BAD FAITH CLAIMS TIME-BARRED WHEN RAISED 12 YEARS AFTER INSUREDS ON NOTICE OF ALLEGED BAD FAITH (Philadelphia Federal)

Print Friendly, PDF & Email

The insureds allege they wanted a joint annuity policy, rather than an individual annuity policy. The carrier was fully aware of the insureds’ intent and request, but only issued them an individual annuity policy. They first received the annuity policy in 2008, but allege they only learned for the first time in 2020 that it was an individual annuity policy.

The carrier refused to treat the policy as a joint annuity, and the insured brought claims for breach of contract and bad faith, among others. The insurer successfully moved to dismiss the complaint on statute of limitations grounds.

The court found the breach of contract claim time-barred, as well beyond the four-year statute of limitations. The claim could not be salvaged by the discovery rule as the insureds did not act with reasonable diligence in discovering and pursuing their claims. The information alerting them to the alleged breach had been in front of them for 12 years, but they did not act.

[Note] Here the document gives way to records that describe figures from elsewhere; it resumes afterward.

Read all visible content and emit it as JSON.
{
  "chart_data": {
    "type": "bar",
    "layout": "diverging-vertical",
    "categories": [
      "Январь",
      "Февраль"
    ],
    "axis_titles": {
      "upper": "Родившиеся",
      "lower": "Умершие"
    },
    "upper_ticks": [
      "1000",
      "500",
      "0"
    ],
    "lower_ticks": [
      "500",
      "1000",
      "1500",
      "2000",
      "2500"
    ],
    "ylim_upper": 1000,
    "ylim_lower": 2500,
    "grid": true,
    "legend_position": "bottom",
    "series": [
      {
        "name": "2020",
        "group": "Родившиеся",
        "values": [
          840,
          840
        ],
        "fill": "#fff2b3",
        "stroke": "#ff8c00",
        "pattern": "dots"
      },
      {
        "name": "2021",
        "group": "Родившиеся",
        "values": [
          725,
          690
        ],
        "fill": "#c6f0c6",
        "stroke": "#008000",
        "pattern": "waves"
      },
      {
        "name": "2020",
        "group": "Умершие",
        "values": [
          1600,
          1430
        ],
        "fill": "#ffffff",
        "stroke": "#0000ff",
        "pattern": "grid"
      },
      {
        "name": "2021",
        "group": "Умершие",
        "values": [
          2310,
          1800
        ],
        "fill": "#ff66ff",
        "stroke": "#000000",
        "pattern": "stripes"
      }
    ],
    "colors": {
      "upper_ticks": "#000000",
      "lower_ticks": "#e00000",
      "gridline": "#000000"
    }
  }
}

Similarly, the bad faith claims were time-barred. The statutory bad faith claim has a two-year limitations period, which had long run. Further, any contract based bad faith claim was time-barred for the same reasons as the breach of contract claim. The court only assumed for the sake of argument that the discovery rule could even apply to bad faith claims, which again failed for lack of reasonable diligence.

The court also observed that the insureds failed to allege bad faith in accord with federal pleading standards, averring nothing more than a breach of contract accompanied by conclusory allegations of bad faith.

Date of Decision: January 7, 2021

Smith v. Pruco Life Insurance Company, U.S. District Court Eastern District of Pennsylvania No. CV 20-04098, 2021 WL 63266 (E.D. Pa. Jan. 7, 2021) (McHugh, J.)